Êtes-vous populistes ?

C’est quoi, un « populiste » ? Pourquoi les médias mainstream accusent certains dirigeants d’être des populistes ? Qu’est-ce qui permet de catégoriser comme cela ? Ce mot est-il une insulte, ou un qualificatif neutre ? La définition de « populisme » est simple : « Tout mouvement, toute doctrine faisant appel exclusivement ou préférentiellement au peuple en tant qu’entité indifférenciée. » C’est la référence au « peuple » qui fait le populiste, la racine du mot le dit bien.

Au dictionnaire

Il est donc utile d’ouvrir un dictionnaire pour comprendre les différents sens de ce mot, et avancer dans la réflexion. Un des très bons dictionnaires en ligne, que je vous recommande d’ajouter dans vos favoris, c’est le Centre National de Ressources Textuelles et Lexicales (CNRTL). Voici un condensé de ce qu’on peut trouver à  l’entrée peuple (j’ai trié et je n’ai gardé que ce qui semble alimenter la réflexion politique) :
A.
1. Ensemble des humains vivant en société sur un territoire déterminé et qui, ayant parfois une communauté d’origine, présentent une homogénéité relative de civilisation et sont liés par un certain nombre de coutumes et d’institutions communes.
2. P. ext.

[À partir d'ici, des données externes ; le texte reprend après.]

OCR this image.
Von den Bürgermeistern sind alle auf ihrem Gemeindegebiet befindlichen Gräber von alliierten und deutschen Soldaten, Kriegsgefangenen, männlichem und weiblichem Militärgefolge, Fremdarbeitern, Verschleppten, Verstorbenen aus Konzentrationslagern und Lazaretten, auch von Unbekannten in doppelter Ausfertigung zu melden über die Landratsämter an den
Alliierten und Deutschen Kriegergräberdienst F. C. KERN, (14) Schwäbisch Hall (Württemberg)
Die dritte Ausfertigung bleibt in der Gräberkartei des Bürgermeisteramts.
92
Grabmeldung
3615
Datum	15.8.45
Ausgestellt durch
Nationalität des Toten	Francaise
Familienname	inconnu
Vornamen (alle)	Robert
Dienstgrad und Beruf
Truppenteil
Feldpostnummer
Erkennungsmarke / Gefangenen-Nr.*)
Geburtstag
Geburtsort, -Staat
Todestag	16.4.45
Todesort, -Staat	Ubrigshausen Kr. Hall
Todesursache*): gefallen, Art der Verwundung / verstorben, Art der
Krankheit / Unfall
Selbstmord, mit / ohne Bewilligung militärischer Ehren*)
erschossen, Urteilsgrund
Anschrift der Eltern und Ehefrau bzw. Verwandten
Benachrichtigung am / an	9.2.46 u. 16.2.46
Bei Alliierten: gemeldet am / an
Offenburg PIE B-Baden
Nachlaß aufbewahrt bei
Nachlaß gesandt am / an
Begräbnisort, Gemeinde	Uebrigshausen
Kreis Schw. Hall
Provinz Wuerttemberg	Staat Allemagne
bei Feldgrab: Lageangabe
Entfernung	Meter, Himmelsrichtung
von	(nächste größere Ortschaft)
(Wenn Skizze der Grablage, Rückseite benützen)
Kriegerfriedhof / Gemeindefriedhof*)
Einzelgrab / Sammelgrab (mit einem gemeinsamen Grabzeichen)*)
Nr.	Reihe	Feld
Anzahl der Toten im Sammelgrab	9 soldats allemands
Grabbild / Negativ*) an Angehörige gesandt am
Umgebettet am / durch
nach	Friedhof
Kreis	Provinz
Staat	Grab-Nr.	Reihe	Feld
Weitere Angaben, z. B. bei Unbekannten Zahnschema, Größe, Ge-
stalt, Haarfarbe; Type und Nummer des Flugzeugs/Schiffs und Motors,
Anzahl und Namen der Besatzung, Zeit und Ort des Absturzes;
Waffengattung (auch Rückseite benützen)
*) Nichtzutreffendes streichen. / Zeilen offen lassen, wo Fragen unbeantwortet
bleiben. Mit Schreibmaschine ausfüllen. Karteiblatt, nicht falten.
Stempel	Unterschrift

Ensemble de personnes qui, n’habitant pas un même territoire mais ayant une même origine ethnique ou une même religion, ont le sentiment d’appartenir à  une même communauté.
B.
1. (…)
2. a) Ensemble des individus constituant une nation (…), vivant sur un même territoire et soumis aux mêmes lois, aux mêmes institutions politiques.
b) [P. oppos. aux gouvernants] Partie de la nation soumise à  une autorité ayant le pouvoir politique.
3. [Le peuple institutionnalisé et doté d’une physionomie juridique] Ensemble des citoyens d’un pays qui exercent le droit de vote pour désigner leurs gouvernants.
C.
1. Le peuple. L’ensemble des personnes qui n’appartiennent pas aux classes dominantes socialement, économiquement et culturellement de la société.♦ Péj. Ensemble de personnes caractérisées par la vulgarité, le manque de distinction des manières quelle que soit la classe sociale à  laquelle elles appartiennent.

Si je résume : le sens A est le peuple au sens anthropologique, le sens B est le peuple au sens juridique et politique et le sens C, prolongeant une nuance déjà  un peu comprise dans le sens B (l’opposition entre les gouvernants et le peuple), est le peuple au sens marxiste, c’est-à -dire pensé dans un rapport de domination (opposition classes dominantes/classes dominées).

Qu’est-ce donc qu’un populiste, qui se réclame du peuple, ou qui est déclaré tel par ses adversaires ou ses soutiens ? Cela peut prendre, au vu de la définition, plusieurs sens. Ils sont tous susceptibles d’être pris négativement ou positivement, selon le point de vue adopté. J’essaye de dérouler ces possibilités ci-dessous, n’hésitez pas à  réagir en commentaire pour prolonger la discussion. Le mot « populisme« , dans ses racines littéraires et historiques, résonne avec les sens B et C : description des milieux populaires en littérature (au sens de milieux pauvres/non dominants), et mouvement de la paysannerie contre le pouvoir tsariste.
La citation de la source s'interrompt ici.